No one should try to paint believers as idiots. However, when the reasons they give for their belief make no sense to someone like myself, there’s nowhere to go with the discussion. That’s why it’s so exasperating. I feel incredulous, my thought being that, surely there’s more to it than THAT! But, of course, there isn’t, which is why some theologians (Kierkegaard being the most notable example) say that it’s silly for believers to even try to offer rational reasons for their belief. I think this is true, but it’s also meaningless to a person like myself who needs things to make sense and be backed by evidence in order to give intellectual assent. I’m actually so incredulous that people can really give such assent to church dogmas, that it’s very hard for me to believe that they’re being honest when they say they do.

"i continue to engage on the topic because i do feel that you have some respect.”

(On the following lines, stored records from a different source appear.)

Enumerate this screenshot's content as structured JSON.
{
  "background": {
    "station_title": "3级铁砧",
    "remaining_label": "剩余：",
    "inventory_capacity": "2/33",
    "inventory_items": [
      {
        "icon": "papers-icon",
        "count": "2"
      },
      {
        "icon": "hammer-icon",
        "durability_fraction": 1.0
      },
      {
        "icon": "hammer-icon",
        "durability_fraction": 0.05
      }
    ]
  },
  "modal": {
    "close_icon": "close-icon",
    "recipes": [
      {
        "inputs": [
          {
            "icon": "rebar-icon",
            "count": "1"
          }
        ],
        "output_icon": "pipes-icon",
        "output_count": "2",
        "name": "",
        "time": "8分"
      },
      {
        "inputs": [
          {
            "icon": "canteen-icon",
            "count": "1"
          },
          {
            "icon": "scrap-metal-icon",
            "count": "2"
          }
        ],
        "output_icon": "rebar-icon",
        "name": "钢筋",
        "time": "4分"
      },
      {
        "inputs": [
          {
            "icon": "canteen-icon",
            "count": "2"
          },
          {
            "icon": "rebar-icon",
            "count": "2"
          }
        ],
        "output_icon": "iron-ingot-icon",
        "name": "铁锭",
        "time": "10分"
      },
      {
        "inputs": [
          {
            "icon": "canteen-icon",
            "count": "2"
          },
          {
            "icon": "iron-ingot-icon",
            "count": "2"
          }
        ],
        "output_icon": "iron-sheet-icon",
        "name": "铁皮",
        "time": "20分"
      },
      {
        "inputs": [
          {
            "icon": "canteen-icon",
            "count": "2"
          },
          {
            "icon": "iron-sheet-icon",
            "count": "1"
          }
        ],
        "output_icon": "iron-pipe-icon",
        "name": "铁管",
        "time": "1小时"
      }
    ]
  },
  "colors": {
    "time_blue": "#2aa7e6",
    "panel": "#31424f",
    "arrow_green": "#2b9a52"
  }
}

I like you, you know, and I respect the fact that you come here, and I respect your work in detention centers and as a doula. I also try to be as honest as I can, and I really never know but what you might feel insulted, although it’s not my intention to be insulting.

All Consuming said...

I agree with both you and Philip completely. Whether it was wise or for the cartoons to be drawn is not a reason to kill over the matter. We have to fight for the freedom to be dickheads or clever sods without fear of being killed because it's one hell of a slippery slope if you give in or think it's all 'for the best' to not aggravate people, what with them trying to impose their will upon anyone else who disagrees with them or pokes fun by murdering them. End of for me. The pope has just shown himself to be an arse too, but I'm hardly suprised there either. So much for turning the other cheek.

CreekHiker / HollysFolly said...

This pope is usually right on the money IMO... but this was the biggest lunk-headed remark ever!